Hundreds of organizations from more than 30 countries responded to calls for proposals from the $10 million Catalytic Capital Consortium (C3) grantmaking program, which launched in 2021 in partnership with The Rockefeller Foundation and Omidyar Network. To date, C3 grantees and partners have generated more than 40 reports, online courses, toolkits, and practitioner guides to inform and support catalytic capital investing across a range of impact themes and markets. The C3 website provides access to this growing compendium of catalytic capital resources. In addition, over 500 news stories about catalytic capital can be found at Impact Alpha, the online impact investing journal. Impact Alpha is partnering with C3 to provide coverage of catalytic capital, which its readers consistently rank as a top area of interest.

A Community for Catalytic Capital Practice


Building on a series of dynamic Learning Labs hosted by C3, a new community of practice for catalytic capital and impact-first investors is forming. Leading impact investors committed to growing the reach and effectiveness of catalytic capital are generously facilitating this new community and are bringing together experienced impact investors from diverse sectors, regions, and organizations. As it moves forward, we expect dozens of impact investors will be able to strengthen their investment practice, spark creative solutions, and find support from peers.

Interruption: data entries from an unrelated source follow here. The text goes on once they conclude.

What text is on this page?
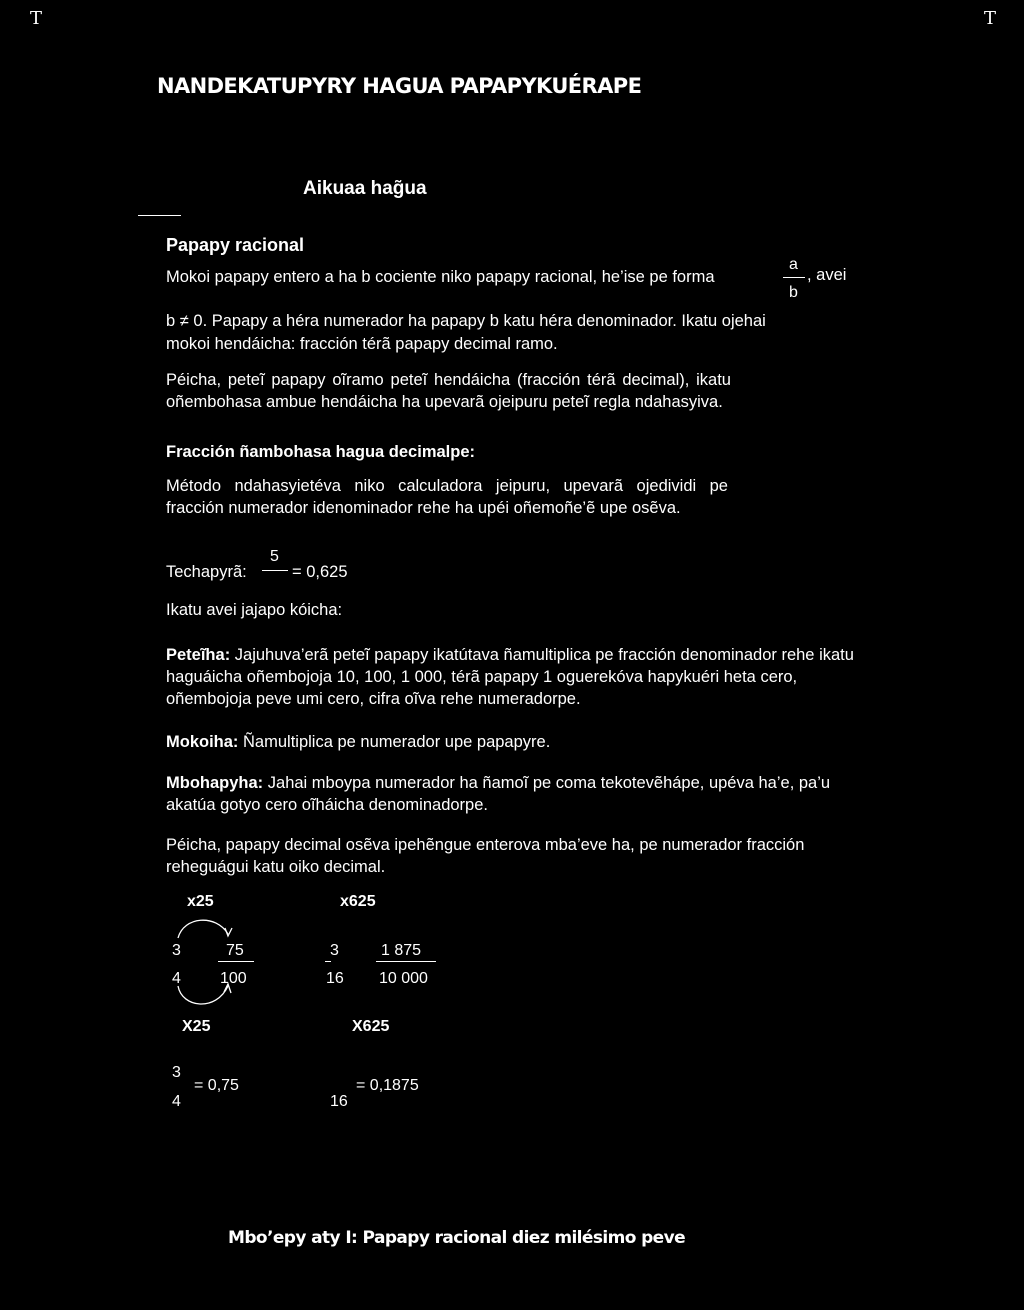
T	T
NANDEKATUPYRY HAGUA PAPAPYKUÉRAPE
Aikuaa hag̃ua
Papapy racional
Mokoi papapy entero a ha b cociente niko papapy racional, he’ise pe forma
a
b
, avei
b ≠ 0. Papapy a héra numerador ha papapy b katu héra denominador. Ikatu ojehai
mokoi hendáicha: fracción térã papapy decimal ramo.
Péicha, peteĩ papapy oĩramo peteĩ hendáicha (fracción térã decimal), ikatu oñembohasa ambue hendáicha ha upevarã ojeipuru peteĩ regla ndahasyiva.
Fracción ñambohasa hagua decimalpe:
Método ndahasyietéva niko calculadora jeipuru, upevarã ojedividi pe fracción numerador idenominador rehe ha upéi oñemoñe’ẽ upe osẽva.
Techapyrã:
5
= 0,625
Ikatu avei jajapo kóicha:
Peteĩha: Jajuhuva’erã peteĩ papapy ikatútava ñamultiplica pe fracción denominador rehe ikatu haguáicha oñembojoja 10, 100, 1 000, térã papapy 1 oguerekóva hapykuéri heta cero, oñembojoja peve umi cero, cifra oĩva rehe numeradorpe.
Mokoiha: Ñamultiplica pe numerador upe papapyre.
Mbohapyha: Jahai mboypa numerador ha ñamoĩ pe coma tekotevẽhápe, upéva ha’e, pa’u akatúa gotyo cero oĩháicha denominadorpe.
Péicha, papapy decimal osẽva ipehẽngue enterova mba’eve ha, pe numerador fracción reheguágui katu oiko decimal.
x25
3
4
75
100
X25
x625
3
16
1 875
10 000
X625
3
= 0,75
4
= 0,1875
16
Mbo’epy aty I: Papapy racional diez milésimo peve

New Commitments, Initiatives, and Funds


Research we commissioned this year reveals encouraging signs that catalytic capital may be poised for significant expansion over the decade ahead. A fast-growing number of catalytic capital champions—which includes family offices, wealth advisors, corporations, development finance institutions, and, of course, foundations of many kinds—have begun at least 40 catalytic capital initiatives, programs, and funds over the past few years with collective potential to deploy $17 billion or more in new catalytic capital.

Harnessing the Full Spectrum of Capital

Although the term of catalytic capital did not take hold until four or five years ago, investing with a goal to generate impact and investment that would not otherwise be possible is a practice that dates back decades. Indeed, this way of working has been core to the MacArthur Foundation’s impact investing practice for forty years, guiding nearly $1 billion of capital deployed in the U.S. and globally, including loans, equity investments, and guarantees.

Collaboration across the full spectrum of capital, from commercial to catalytic, is so key.

Of course, neither impact investing nor catalytic capital represent singular, stand-alone solutions. And neither represents nearly sufficient flows of capital for the challenges we face. This is why collaboration across the full spectrum of capital, from commercial to catalytic, is so key.

The Power of Collaboration

The recently launched $1.1 billion SDG Loan Fund demonstrates the power of catalytic capital coupled with cross-sector collaboration. MacArthur worked closely with Allianz Global Investors and the Dutch development bank, FMO, to co-create this new fund and successfully mobilize over $1 billion from multiple institutional investors. Now fully committed and operational, the fund is financing loans to intermediaries and projects across three sectors in emerging and frontier markets: financial inclusion, agribusiness, and renewable energy.

While I remain deeply concerned about our world and all the challenges we face, I am grateful for the growing community of catalytic capital champions and the dynamic impact investment field around the world. By working collaboratively, creatively, and with determination, we will continue to unlock investment and positive impact for the people, places, and purposes that need it most. And, we will help fulfill our shared hope and intention to build a better future for all.